The investigator is working on the following two problems: (A) He is attempting to describe integral models for Shimura varieties at primes of non-smooth reduction. In particular, he studies ``local models"for PEL Shimura varieties and tries to formulate exact predictions about the non-smooth reduction of a general Shimura variety. The motivation is to obtain information that can be used in the calculation of the Hasse-Weil zeta function of these varieties and in other arithmetic applications. (B) He is studying the representations that appear in the cohomology of arithmetic varieties with a group action. He will continue his work on describing relations between invariants describing such representations and L-functions and develop a theory of ``non-abelian" cubic structures for the determinant of cohomology of general bundles over curves.This is research in the field of arithmetic algebraic geometry, a subject that blends two of the oldest areas of mathematics: the geometry of figures that can be defined by the simplest equations, namely polynomials, and the study of numbers. This combination has provedextraordinarily fruitful - having recently solved problems that withstood generations (such as ``Fermat's last theorem"). The investigator's work mainly concentrates on the study of specific polynomial equations that have many symmetries. The general field has connections with physics, the construction of error correcting codes and cryptography.

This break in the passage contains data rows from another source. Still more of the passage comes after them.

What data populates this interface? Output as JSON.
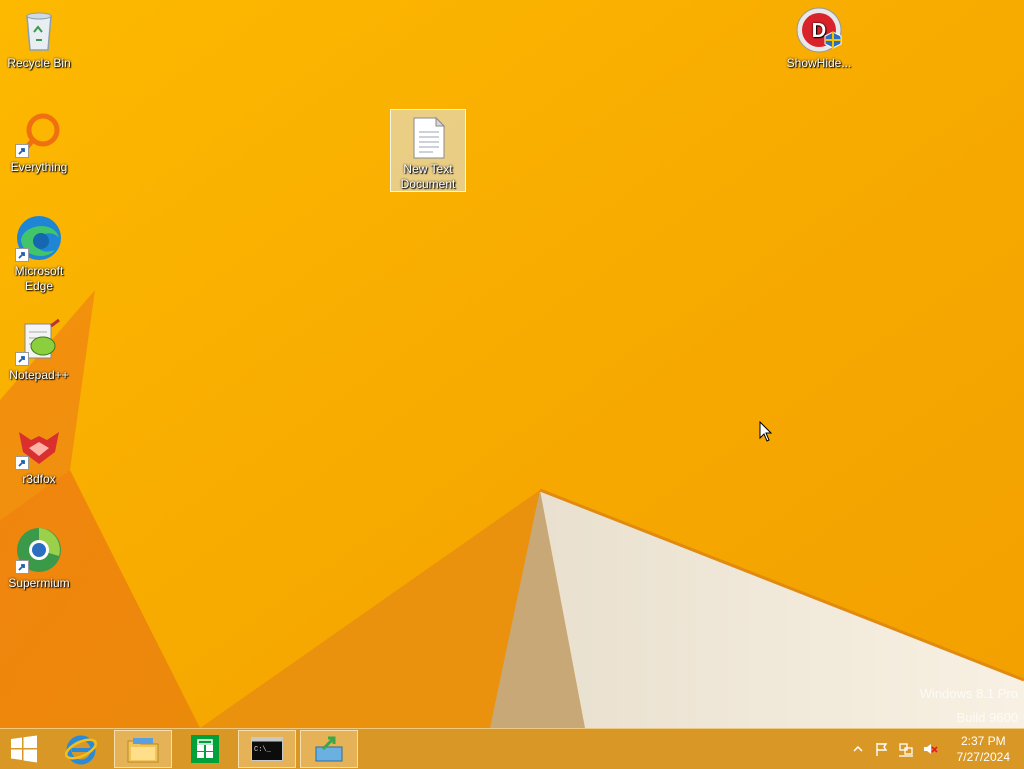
{
  "desktop": {
    "icons": [
      {
        "label": "Recycle Bin"
      },
      {
        "label": "Everything"
      },
      {
        "label": "Microsoft Edge"
      },
      {
        "label": "Notepad++"
      },
      {
        "label": "r3dfox"
      },
      {
        "label": "Supermium"
      },
      {
        "label": "ShowHide..."
      },
      {
        "label": "New Text Document"
      }
    ],
    "watermark": {
      "line1": "Windows 8.1 Pro",
      "line2": "Build 9600"
    }
  },
  "taskbar": {
    "apps": [
      {
        "name": "start-button"
      },
      {
        "name": "internet-explorer"
      },
      {
        "name": "file-explorer"
      },
      {
        "name": "store"
      },
      {
        "name": "command-prompt"
      },
      {
        "name": "app-installer"
      }
    ],
    "clock": {
      "time": "2:37 PM",
      "date": "7/27/2024"
    }
  },
  "colors": {
    "wallpaper": "#f5a800",
    "taskbar": "#d6962a"
  }
}
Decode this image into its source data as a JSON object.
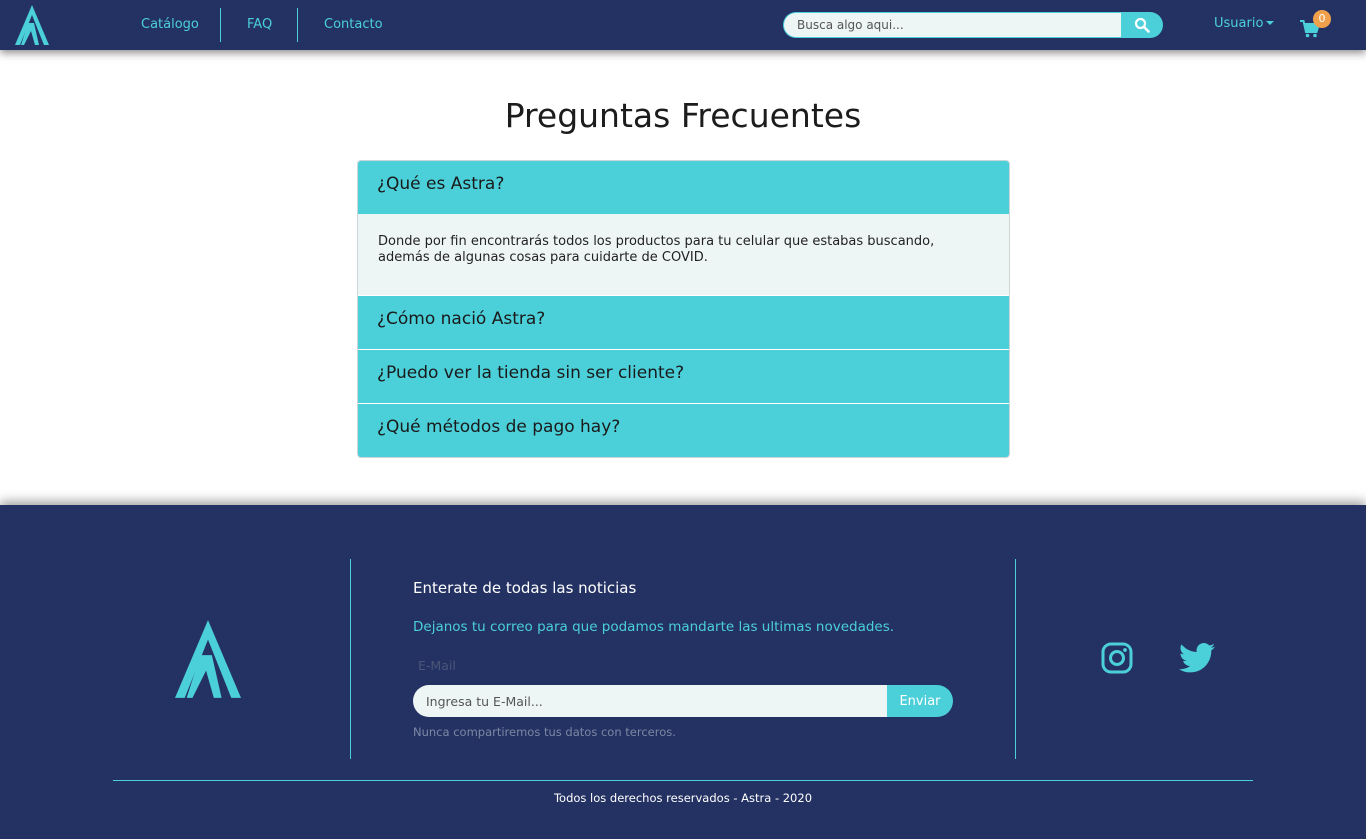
{
  "navbar": {
    "links": [
      {
        "label": "Catálogo"
      },
      {
        "label": "FAQ"
      },
      {
        "label": "Contacto"
      }
    ],
    "search_placeholder": "Busca algo aqui...",
    "user_label": "Usuario",
    "cart_count": "0"
  },
  "main": {
    "title": "Preguntas Frecuentes",
    "faq": [
      {
        "question": "¿Qué es Astra?",
        "answer": "Donde por fin encontrarás todos los productos para tu celular que estabas buscando, además de algunas cosas para cuidarte de COVID.",
        "expanded": true
      },
      {
        "question": "¿Cómo nació Astra?",
        "expanded": false
      },
      {
        "question": "¿Puedo ver la tienda sin ser cliente?",
        "expanded": false
      },
      {
        "question": "¿Qué métodos de pago hay?",
        "expanded": false
      }
    ]
  },
  "footer": {
    "newsletter_title": "Enterate de todas las noticias",
    "newsletter_subtitle": "Dejanos tu correo para que podamos mandarte las ultimas novedades.",
    "email_label": "E-Mail",
    "email_placeholder": "Ingresa tu E-Mail...",
    "send_label": "Enviar",
    "email_help": "Nunca compartiremos tus datos con terceros.",
    "social": [
      "instagram-icon",
      "twitter-icon"
    ],
    "copyright": "Todos los derechos reservados - Astra - 2020"
  },
  "colors": {
    "navy": "#243263",
    "accent": "#4bcfd9",
    "light_bg": "#eef6f5",
    "badge": "#f0a04b"
  }
}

研究人员正在研究以下两个问题：（a）他试图在非平滑降低的数量中描述Shimura品种的整体模型。 In particular, he studies ``local models"for PEL Shimura varieties and tries to formulate exact predictions about the non-smooth reduction of a general Shimura variety. The motivation is to obtain information that can be used in the calculation of the Hasse-Weil zeta function of these varieties and in other arithmetic applications. (B) He is studying the representations that appear in the cohomology of arithmetic varieties with a group动作。最简单的方程式，即多项式和数字研究。 事实证明，这种组合已被证明是富有成果的 - 最近解决了经验丰富的世代的问题（例如``Fermat的最后一个定理''）。研究者的工作主要集中于研究具有许多对称性的特定多项式方程。该一般领域与物理学有联系，纠正错误的编码和cryperpecraphy和crypecraphys的构建。